Queridas Filhas,
Apropósito da celebração de meio século de democracia em Portugal, vale a pena também avaliar quais os pontos fracos desta. Durante toda a minha formação partilhei da mentalidade liberal ocidental. Acreditei que os debates ideológicos tinham acabado com a queda do Muro de Berlim e o mundo inevitavelmente evoluiria para democracias com economias de mercado. Quem não o fizesse teria economias pobres e sociedades oprimidas. Esta opinião julgo que ainda é largamente maioritária nos países ocidentais. Nas elites destes é quase dominante, com proponentes de visões alternativas ridicularizados como pouco inteligentes e retrógrados.
Mas a minha formação espiritual também me ensinou a ser humilde, e a não fazer julgamentos antes de verificar os fatos. E quando vim estudar para os USA há 20 anos, comecei a contactar com outras culturas e ideologias que acreditavam que iriam suplantar o Ocidente. Os mais convincentes na altura vinham de um pequeno país: Singapura. Mas os restantes tigres asiáticos prometiam que estavam a seguir o mesmo caminho, com a chegada da China no final.
Os ocidentais consolavam-se dizendo que estas economias estavam aos poucos e poucos a alinharem-se com os valores e práticas das democracias ocidentais.

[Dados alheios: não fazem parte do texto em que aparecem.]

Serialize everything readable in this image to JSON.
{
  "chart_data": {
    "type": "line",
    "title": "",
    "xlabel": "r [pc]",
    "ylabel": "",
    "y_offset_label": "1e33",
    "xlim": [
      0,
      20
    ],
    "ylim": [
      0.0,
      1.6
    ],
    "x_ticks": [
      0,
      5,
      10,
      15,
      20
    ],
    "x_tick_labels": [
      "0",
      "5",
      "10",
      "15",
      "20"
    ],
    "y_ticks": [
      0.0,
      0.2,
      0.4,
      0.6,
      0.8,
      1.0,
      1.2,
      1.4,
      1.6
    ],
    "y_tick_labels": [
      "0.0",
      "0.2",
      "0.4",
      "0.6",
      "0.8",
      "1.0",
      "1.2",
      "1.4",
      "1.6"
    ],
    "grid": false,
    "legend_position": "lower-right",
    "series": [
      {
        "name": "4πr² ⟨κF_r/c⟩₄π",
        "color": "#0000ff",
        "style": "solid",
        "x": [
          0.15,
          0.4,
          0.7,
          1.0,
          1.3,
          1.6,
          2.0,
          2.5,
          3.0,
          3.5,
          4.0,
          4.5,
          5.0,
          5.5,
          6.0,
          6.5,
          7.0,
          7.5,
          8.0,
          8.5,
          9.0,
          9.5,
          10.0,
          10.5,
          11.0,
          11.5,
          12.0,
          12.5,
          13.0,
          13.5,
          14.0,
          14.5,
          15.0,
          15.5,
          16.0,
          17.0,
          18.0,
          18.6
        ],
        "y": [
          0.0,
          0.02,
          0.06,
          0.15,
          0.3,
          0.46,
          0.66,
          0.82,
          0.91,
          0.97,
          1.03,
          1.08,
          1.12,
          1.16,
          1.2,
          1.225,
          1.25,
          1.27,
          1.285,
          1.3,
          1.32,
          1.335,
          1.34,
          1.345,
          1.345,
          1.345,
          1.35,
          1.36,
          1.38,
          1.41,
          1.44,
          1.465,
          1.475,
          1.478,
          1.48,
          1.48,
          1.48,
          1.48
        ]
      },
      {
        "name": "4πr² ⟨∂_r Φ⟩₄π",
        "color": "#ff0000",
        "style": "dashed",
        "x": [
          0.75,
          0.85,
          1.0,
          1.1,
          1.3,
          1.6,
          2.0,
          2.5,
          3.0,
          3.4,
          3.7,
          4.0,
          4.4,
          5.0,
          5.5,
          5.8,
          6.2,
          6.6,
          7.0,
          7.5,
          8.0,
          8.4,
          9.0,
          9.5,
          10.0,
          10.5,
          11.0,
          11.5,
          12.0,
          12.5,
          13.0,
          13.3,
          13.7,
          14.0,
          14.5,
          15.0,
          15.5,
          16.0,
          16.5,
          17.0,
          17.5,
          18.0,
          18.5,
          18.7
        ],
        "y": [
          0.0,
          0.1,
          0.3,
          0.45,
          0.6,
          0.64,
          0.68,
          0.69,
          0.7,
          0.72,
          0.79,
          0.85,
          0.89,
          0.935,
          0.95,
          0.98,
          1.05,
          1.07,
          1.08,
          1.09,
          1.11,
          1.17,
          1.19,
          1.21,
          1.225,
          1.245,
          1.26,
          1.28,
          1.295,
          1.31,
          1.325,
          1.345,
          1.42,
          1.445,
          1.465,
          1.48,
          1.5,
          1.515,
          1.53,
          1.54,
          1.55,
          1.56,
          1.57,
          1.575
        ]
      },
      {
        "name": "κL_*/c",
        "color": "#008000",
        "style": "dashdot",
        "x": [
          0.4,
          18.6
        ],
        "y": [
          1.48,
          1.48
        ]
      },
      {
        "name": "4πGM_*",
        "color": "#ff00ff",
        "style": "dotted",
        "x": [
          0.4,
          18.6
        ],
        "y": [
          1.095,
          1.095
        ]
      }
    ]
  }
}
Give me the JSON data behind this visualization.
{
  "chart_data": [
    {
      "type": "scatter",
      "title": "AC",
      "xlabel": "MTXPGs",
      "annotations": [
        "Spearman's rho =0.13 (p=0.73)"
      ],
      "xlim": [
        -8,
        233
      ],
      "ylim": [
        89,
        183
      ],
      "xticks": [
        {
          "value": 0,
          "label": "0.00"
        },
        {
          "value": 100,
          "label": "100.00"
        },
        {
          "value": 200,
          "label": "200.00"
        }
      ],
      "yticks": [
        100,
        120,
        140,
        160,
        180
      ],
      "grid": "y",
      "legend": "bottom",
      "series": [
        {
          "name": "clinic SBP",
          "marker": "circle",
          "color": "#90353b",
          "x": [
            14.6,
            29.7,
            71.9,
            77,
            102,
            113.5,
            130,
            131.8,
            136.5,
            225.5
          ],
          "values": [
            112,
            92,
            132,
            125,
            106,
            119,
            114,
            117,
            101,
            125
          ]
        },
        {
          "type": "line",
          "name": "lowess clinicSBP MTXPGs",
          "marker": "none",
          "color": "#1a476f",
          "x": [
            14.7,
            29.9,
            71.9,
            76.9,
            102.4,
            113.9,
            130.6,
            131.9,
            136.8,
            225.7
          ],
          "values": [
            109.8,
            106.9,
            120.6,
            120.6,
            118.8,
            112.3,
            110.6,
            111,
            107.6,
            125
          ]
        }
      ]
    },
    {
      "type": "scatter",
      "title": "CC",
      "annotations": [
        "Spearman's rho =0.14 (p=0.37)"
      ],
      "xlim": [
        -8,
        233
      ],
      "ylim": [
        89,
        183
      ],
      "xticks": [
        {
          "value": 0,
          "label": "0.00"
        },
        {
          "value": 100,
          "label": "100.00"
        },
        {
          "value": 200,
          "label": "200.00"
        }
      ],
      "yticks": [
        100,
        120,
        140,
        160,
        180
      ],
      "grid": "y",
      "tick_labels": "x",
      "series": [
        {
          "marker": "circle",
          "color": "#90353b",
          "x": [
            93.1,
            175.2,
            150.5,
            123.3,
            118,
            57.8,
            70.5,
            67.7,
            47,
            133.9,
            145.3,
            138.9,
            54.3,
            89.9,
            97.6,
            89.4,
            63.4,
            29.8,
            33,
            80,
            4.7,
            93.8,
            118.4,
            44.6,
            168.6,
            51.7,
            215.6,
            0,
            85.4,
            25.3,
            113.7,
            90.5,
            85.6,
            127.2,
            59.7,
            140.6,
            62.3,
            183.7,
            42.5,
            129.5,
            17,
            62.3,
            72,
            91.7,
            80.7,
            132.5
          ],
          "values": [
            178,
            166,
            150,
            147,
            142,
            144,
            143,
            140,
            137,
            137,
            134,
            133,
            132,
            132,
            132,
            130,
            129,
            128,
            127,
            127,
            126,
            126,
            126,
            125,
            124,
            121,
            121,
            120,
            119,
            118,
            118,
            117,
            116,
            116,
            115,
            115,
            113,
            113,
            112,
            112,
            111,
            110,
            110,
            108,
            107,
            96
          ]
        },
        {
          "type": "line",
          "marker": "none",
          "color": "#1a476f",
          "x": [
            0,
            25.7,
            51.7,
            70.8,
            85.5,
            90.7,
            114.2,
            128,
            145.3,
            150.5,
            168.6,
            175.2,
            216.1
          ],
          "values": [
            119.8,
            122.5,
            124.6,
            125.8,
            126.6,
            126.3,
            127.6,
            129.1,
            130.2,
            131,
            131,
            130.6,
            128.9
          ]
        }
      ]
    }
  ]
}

E a China, já estava de fato a seguir uma economia de mercado e com a prosperidade os chineses exigiriam a democracia.
Passados 20 anos, isso não aconteceu. E estas certezas estão a esbater-se. A China vem há bastantes anos a reduzir as liberdades cívicas dos seus cidadãos e a aumentar o poder do partido comunista chinês sobre a economia e sociedades chinesas. Os tigres asiáticos sentem que não se podem alinhar com o Ocidente para não hostilizar a China e procuram uma terceira via não alinhada.
Segundo o paradigma ocidental, isso deveria levar a quedas no crescimento económico e a maiores distúrbios sociais. Mas por enquanto, isso não se observa. E aos olhos orientais o contrário está a acontecer. O Ocidente perde peso económico e as sociedades mostram-se cada vez mais polarizadas.
Um caso ilustrativo e central é o da transição energética. Na Europa cortam-se estradas, atacam-se políticos para defender o ambiente. E muito dinheiro está a ser gasto nesse grande projeto com impacto no aumento da inflação (isso daria outra carta).
Mas na realidade, a construção de veículos elétricos, baterias, equipamentos solares e hidráulicos requer o uso de grandes quantidades de minérios que não sendo extraídos na China, aí são processados. De acordo com a Agência Internacional de Energia a China tem quota mundial dominante no refinamento de Grafite (100%), minérios raros (90%), cobalto (74%) e lítio (65%). Pelo que tal como John D. Rockefeller controlou o mercado de Petróleo através do controlo de 80% da sua refinação (mas não extração que estava fragmentada) há mais de um século, também a China investiu estrategicamente na construção da escala e eficiência na transformação dos minérios que são necessários para o mundo reduzir as emissões de carbono.
E a questão fica: se as democracias são superiores, como é possível uma autocracia como a China pensar a largo prazo há umas décadas e posicionar-se de forma tão estratégica para o futuro? Serão os ciclos curtos eleitorais das democracias um obstáculo grande a projetos estratégicos? Será possível ultrapassar esses obstáculos? Penso que esse debate vai-se dar no combate ideológico e económico das próximas décadas.